Lyrical and social themes “as we replace marble with plastic” mesh visually with “Dreams That Money Can Buy” – the avant garde cinematic creation of German surrealist, Dadaist+ Hans Richter and collaborators. "The Girl with the Prefabricated Heart", the second of DTMCB’s seven dream sequences, is shaped by the rich vision of French painter, sculptor, and filmmaker, Fernand Léger. This experimental feature film received the Award for the Best Original Contribution to the Progress of Cinematography at the 1947 Venice Film Festival.
"Power-house intense" says an European reviewer, “"the energy of ‘Disease' can easily provide electricity to a small country for a decade."
Writing in Süddeutsche Zeitung, a major German daily newspaper, journalist Peter Baier sets the stage (in this translation): “From the outset the Canadian songwriter wins the favor of the audience and increases the expectations with her coloratural laugh. Allison Crowe plays the piano with a strong grip. Its sound fits perfectly to her slightly-smoky, expressive, in short: Great voice. Sometimes her playing recalls the keyboard-capers of Konstantin Wecker and then there are moments to bring to mind Modest Mussorgsky’s „Pictures at an Exhibition“.
(And in the original text: Bereits mit ihren ersten Ansagen gewinnt die kanadische Songwriterin mit eigenem Label die Gunst des Publikums, lässt mit ihrem Koloratur-Lachen die Erwartung auf Weiteres ansteigen. Mit kräftigem Zugriff spielt Allison Crowe das Klavier, zu dessen Klang ihre leicht rauchige, ausducksstarke, kurz: große Stimme hervorragend passt. Manchmal erinnert ihr Spiel an die Tasten-Eskapaden eines Konstantin Wecker, dann wieder gibt es Momente, die an den Stil von Modest Mussorgsky's „Bilder einer Ausstellung“ denken lassen.)

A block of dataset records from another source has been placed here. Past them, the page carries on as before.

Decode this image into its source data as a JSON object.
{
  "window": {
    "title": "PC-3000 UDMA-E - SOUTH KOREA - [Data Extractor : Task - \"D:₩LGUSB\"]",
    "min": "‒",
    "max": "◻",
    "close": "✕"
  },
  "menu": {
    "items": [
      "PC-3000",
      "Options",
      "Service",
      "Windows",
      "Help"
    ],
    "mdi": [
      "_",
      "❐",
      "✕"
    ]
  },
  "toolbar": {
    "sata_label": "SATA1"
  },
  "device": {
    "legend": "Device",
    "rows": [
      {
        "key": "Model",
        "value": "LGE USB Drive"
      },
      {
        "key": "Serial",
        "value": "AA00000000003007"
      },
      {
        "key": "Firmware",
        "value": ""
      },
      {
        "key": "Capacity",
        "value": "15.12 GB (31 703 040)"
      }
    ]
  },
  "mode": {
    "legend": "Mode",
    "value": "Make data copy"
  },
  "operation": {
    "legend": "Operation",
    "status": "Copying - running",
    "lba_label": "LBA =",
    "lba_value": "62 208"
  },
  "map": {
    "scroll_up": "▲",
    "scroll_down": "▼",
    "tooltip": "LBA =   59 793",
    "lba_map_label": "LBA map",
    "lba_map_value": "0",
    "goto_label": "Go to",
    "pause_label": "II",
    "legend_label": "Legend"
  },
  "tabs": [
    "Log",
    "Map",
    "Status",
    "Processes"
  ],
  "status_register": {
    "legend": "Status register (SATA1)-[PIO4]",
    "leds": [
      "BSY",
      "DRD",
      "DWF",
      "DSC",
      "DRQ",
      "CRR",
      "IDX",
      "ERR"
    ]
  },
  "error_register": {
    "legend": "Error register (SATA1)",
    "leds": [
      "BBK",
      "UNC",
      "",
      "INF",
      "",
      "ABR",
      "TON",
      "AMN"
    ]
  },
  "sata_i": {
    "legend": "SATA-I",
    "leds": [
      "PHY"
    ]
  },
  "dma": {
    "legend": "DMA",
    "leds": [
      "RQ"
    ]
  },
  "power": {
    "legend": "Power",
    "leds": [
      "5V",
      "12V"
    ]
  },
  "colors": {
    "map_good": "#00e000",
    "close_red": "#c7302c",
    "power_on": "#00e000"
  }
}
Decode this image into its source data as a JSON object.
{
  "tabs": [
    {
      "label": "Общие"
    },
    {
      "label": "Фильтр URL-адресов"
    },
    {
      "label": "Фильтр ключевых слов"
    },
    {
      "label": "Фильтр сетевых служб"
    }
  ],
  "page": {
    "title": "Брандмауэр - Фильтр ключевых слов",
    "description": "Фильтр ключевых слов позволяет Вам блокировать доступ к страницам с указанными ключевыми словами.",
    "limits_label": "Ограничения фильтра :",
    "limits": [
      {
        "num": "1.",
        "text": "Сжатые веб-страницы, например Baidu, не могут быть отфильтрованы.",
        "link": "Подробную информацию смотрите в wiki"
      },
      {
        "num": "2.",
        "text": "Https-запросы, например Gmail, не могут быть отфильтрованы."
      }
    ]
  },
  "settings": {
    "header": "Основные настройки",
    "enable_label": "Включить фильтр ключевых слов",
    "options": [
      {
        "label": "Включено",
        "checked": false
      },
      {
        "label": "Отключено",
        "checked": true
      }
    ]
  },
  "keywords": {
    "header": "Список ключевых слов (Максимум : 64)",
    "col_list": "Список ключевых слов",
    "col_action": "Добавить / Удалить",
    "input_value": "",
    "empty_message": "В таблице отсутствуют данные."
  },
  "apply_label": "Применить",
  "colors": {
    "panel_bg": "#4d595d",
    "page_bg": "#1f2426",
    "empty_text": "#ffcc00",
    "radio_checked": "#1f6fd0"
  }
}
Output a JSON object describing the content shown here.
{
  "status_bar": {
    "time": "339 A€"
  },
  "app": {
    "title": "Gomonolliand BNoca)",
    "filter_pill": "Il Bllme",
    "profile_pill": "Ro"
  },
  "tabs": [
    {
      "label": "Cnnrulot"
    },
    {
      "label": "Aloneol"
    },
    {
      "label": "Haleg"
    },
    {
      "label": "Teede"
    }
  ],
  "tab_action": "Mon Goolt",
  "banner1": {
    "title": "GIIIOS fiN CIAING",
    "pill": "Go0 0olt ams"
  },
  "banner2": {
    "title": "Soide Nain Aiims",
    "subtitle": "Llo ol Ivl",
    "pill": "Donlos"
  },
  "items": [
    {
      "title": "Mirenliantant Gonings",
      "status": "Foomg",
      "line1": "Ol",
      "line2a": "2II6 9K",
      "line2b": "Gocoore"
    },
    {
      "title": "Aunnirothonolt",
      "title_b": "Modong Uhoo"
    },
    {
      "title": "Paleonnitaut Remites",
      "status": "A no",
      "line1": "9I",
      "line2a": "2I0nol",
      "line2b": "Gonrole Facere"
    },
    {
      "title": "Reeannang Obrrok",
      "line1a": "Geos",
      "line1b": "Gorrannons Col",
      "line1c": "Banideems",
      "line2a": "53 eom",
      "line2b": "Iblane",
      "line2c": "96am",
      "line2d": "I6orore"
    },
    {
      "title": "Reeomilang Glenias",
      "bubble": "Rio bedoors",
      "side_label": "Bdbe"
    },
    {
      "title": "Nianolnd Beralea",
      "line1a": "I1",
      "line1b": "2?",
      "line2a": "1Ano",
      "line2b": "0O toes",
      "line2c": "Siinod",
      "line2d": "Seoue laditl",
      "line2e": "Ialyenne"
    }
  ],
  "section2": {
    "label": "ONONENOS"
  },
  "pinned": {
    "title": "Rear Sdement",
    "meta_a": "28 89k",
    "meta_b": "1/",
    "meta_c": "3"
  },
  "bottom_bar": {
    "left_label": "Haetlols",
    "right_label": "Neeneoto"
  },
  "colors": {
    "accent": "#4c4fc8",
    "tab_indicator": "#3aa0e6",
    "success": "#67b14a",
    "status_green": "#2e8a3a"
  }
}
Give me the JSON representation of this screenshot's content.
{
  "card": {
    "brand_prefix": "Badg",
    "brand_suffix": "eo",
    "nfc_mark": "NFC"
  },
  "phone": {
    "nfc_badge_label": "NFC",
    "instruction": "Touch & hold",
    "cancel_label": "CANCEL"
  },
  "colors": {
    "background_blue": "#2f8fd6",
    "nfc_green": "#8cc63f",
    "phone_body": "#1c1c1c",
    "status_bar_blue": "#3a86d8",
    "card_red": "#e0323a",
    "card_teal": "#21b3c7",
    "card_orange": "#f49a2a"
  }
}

“Amazing composition,” says another in the musician’s broadly international audience, “there is so much intellect in the music writing of Allison Crowe, which you don’t see anywhere these days, not from the new artists nor the established ones.”
It’s an intellect revealed in part via inspired musical choices and its energetic expression is visceral in nature. Energy flows from the performer on-stage to engulf concert-goers as well. Spontaneous eruptions - stomping feet, clapping hands, rhythmically pulsing bodies – accompany this song (a recent bootleg video from Jazzhaus Freiburg further testifies to this rocking reality).